The people Shyamalan cares for the most—the people he ends his film with—are the very people the current superhero hegemony has largely brushed aside. They’re not the superheroes, but they are the real heroes: the victims and survivors. The mother who loved her son so much no matter how many sins he committed. The son who believed in his father when even his father didn’t believe in himself. The friend who gave love to a man everyone else saw as a monster. The focus here, despite all the time we spend locked up inside with our hero and villains, isn’t on the larger-than-life figures that make the superhero genre what it is.
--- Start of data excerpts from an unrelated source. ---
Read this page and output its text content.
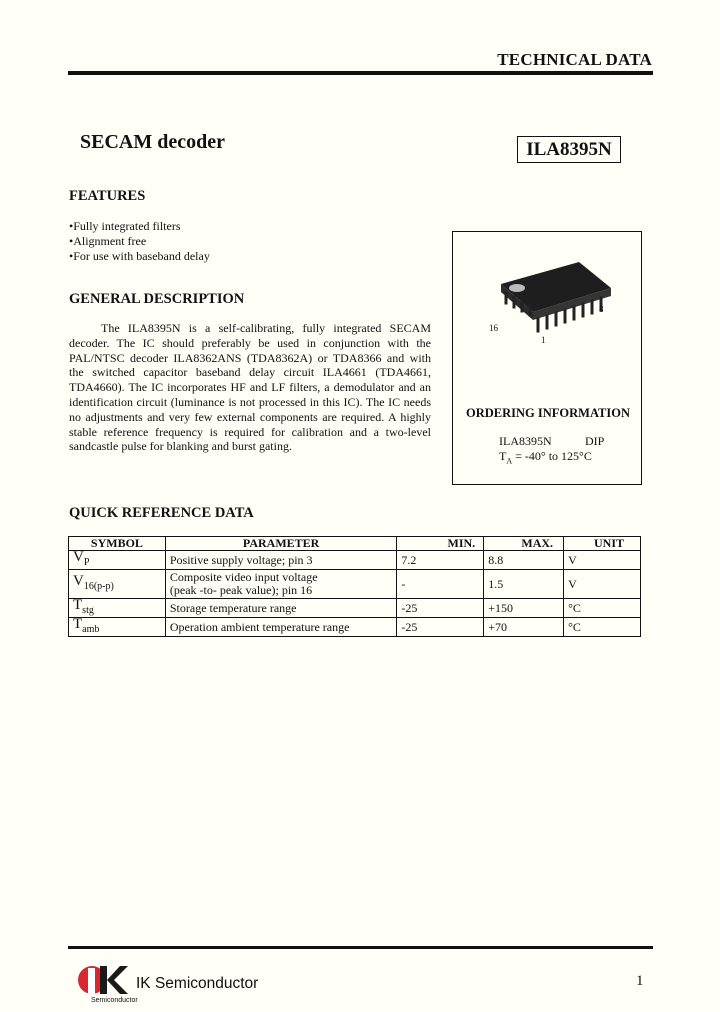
TECHNICAL DATA
SECAM decoder	ILA8395N
FEATURES
•Fully integrated filters
•Alignment free
•For use with baseband delay
GENERAL DESCRIPTION
The ILA8395N is a self-calibrating, fully integrated SECAM decoder. The IC should preferably be used in conjunction with the PAL/NTSC decoder ILA8362ANS (TDA8362A) or TDA8366 and with the switched capacitor baseband delay circuit ILA4661 (TDA4661, TDA4660). The IC incorporates HF and LF filters, a demodulator and an identification circuit (luminance is not processed in this IC). The IC needs no adjustments and very few external components are required. A highly stable reference frequency is required for calibration and a two-level sandcastle pulse for blanking and burst gating.
16
1
8
ORDERING INFORMATION
ILA8395N	DIP
$T_A = -40^\circ$ to 125°C
QUICK REFERENCE DATA
SYMBOL	PARAMETER	MIN.	MAX.	UNIT
$V_P$	Positive supply voltage; pin 3	7.2	8.8	V
$V_{16(p-p)}$	Composite video input voltage
(peak -to- peak value); pin 16	-	1.5	V
$T_{stg}$	Storage temperature range	-25	+150	°C
$T_{amb}$	Operation ambient temperature range	-25	+70	°C
IK
Semiconductor
IK Semiconductor	1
It’s on the regular people they leave behind, the ones they love and the ones they hurt. Given the wreckage left behind by America’s superheroes over the last two decades, that’s about as radical as it gets. The final shot isn’t of a single person, but a crowd, as that crowd realizes its capacity to do what it thought it could not, to stand as a majority against the minority at the top, to take back the only real superpower we have: the power of our own labor.